For women and minorities who have reached leadership positions such as Egozi, they can still reach a glass cliff, Sabharwal said.

"These women have broken through the glass ceiling but do not feel empowered enough in policymaking or decision-making," Sabharwal said. "After they break thought the glass ceiling, they're faced with the glass cliff where they just want to leave."

That's exactly what Egozi did.

"I felt objectified for all of my creative energy. I felt very used, which is what you hear about people in sex industry," she said. "For me, that my work there has been primarily been a healing space, a place where I could show up as my full self. "

Egozi has consistently written about sex education, wellness and consent for years, but the pandemic gave her time to test the strength of her convictions.

With a dearth of creative advertising prospects at the peak of the pandemic, Egozi left New York and went back to her hometown in South Florida and stayed with her father for a period of time.

"I was like I need to make money and I need to make things," Egozi said. "It was something from home. I could really confront a lot of personal stuff. . . . As a creative person and a person who creative directs and writes it was very transferrable."

Egozi said she wasn't prepared for the rush of emotions awaiting her as a newly minted sex worker.

"It was very different being an ally and sex workers rights supporter," she said. "I was feeling the stigma, realizing how you can be naive how you enter this.
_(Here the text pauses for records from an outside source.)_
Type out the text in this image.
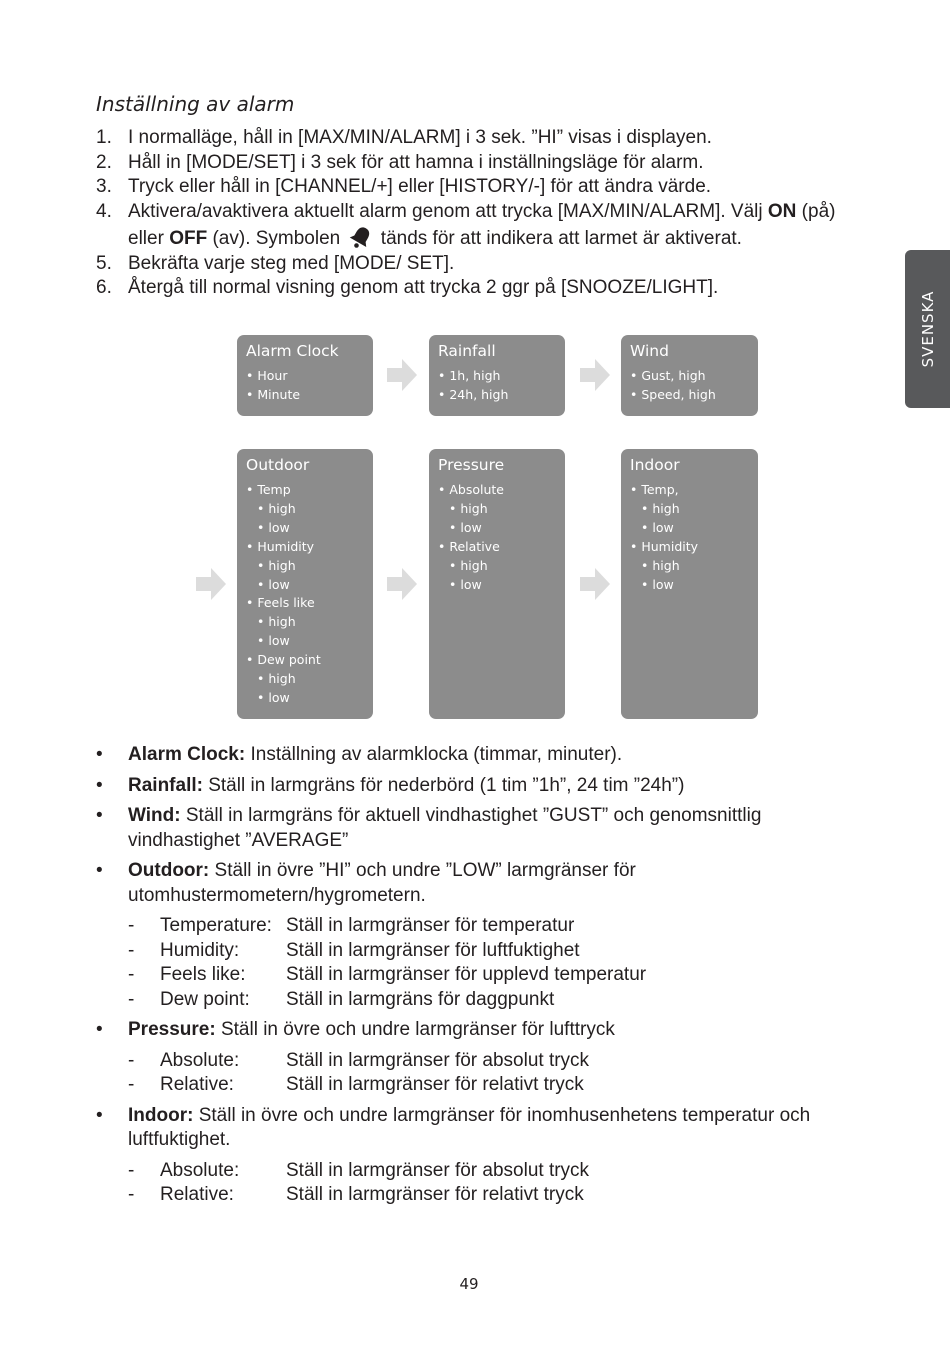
Inställning av alarm
1. I normalläge, håll in [MAX/MIN/ALARM] i 3 sek. ”HI” visas i displayen.
2. Håll in [MODE/SET] i 3 sek för att hamna i inställningsläge för alarm.
3. Tryck eller håll in [CHANNEL/+] eller [HISTORY/-] för att ändra värde.
4. Aktivera/avaktivera aktuellt alarm genom att trycka [MAX/MIN/ALARM]. Välj ON (på) eller OFF (av). Symbolen  tänds för att indikera att larmet är aktiverat.
5. Bekräfta varje steg med [MODE/ SET].
6. Återgå till normal visning genom att trycka 2 ggr på [SNOOZE/LIGHT].
SVENSKA
Alarm Clock
• Hour
• Minute
Rainfall
• 1h, high
• 24h, high
Wind
• Gust, high
• Speed, high
Outdoor
• Temp
• high
• low
• Humidity
• high
• low
• Feels like
• high
• low
• Dew point
• high
• low
Pressure
• Absolute
• high
• low
• Relative
• high
• low
Indoor
• Temp,
• high
• low
• Humidity
• high
• low
•	Alarm Clock: Inställning av alarmklocka (timmar, minuter).
•	Rainfall: Ställ in larmgräns för nederbörd (1 tim ”1h”, 24 tim ”24h”)
•	Wind: Ställ in larmgräns för aktuell vindhastighet ”GUST” och genomsnittlig vindhastighet ”AVERAGE”
•	Outdoor: Ställ in övre ”HI” och undre ”LOW” larmgränser för utomhustermometern/hygrometern.
-	Temperature: Ställ in larmgränser för temperatur
-	Humidity:	Ställ in larmgränser för luftfuktighet
-	Feels like:	Ställ in larmgränser för upplevd temperatur
-	Dew point:	Ställ in larmgräns för daggpunkt
•	Pressure: Ställ in övre och undre larmgränser för lufttryck
-	Absolute:	Ställ in larmgränser för absolut tryck
-	Relative:	Ställ in larmgränser för relativt tryck
•	Indoor: Ställ in övre och undre larmgränser för inomhusenhetens temperatur och luftfuktighet.
-	Absolute:	Ställ in larmgränser för absolut tryck
-	Relative:	Ställ in larmgränser för relativt tryck
49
There's just so much wrapped up into it."

Egozi monitored her reactions to her new work. If consistent sex work didn't feel good, she'd pull back. Pursuing it full time didn't quite fit, so she hasn't done so.

She said the work has made her an unofficial counselor for men who had troubles expressing their loneliness at the pandemic's height.

Egozi reentered the tech world after her pandemic respite with a newfound, internal authority discovered through sex work that's seeped into how she intends to interact with her branding, tech and creative partnerships.

Egozi said she has no regrets about her LinkedIn post despite others attempting to break into her social media and banking profiles. She also has concerns about her safety.

"That's such a bummer because [sex work] has been such a safe space," Egozi said. "I'm easily recognized. That's really scary. I've gotten death threats and all that before but never felt like it could be real. Things are changing . . . there's no way of knowing what's next and what this means for my life, my family and my safety."

She has needed to remain calm for family members who were identified on social media accounts that weren't privatized, a task that has involved her consoling them more at times than the other way around.

Egozi hopes her post could lead to the de-stigmatization of sex workers, she said, but noted that such change isn't up to her and one LinkedIn post alone - it's up society.

"I made this post for myself to feel ownership and powerful," she said. "I hope that anyone seeing that post that they move closer to listening to themselves and feeling powerful."

Her direct messages have also been packed with other sex workers who have white-collar jobs, thanking her for coming out and expressing how they too wish they could come out at their jobs.

"The next few moments could be a culmination and a gift out of all this," she said of the aftermath of her post. "Otherwise, I don't know why it had to be my face for all this. My whole journey has been unique and it's put me in this situation."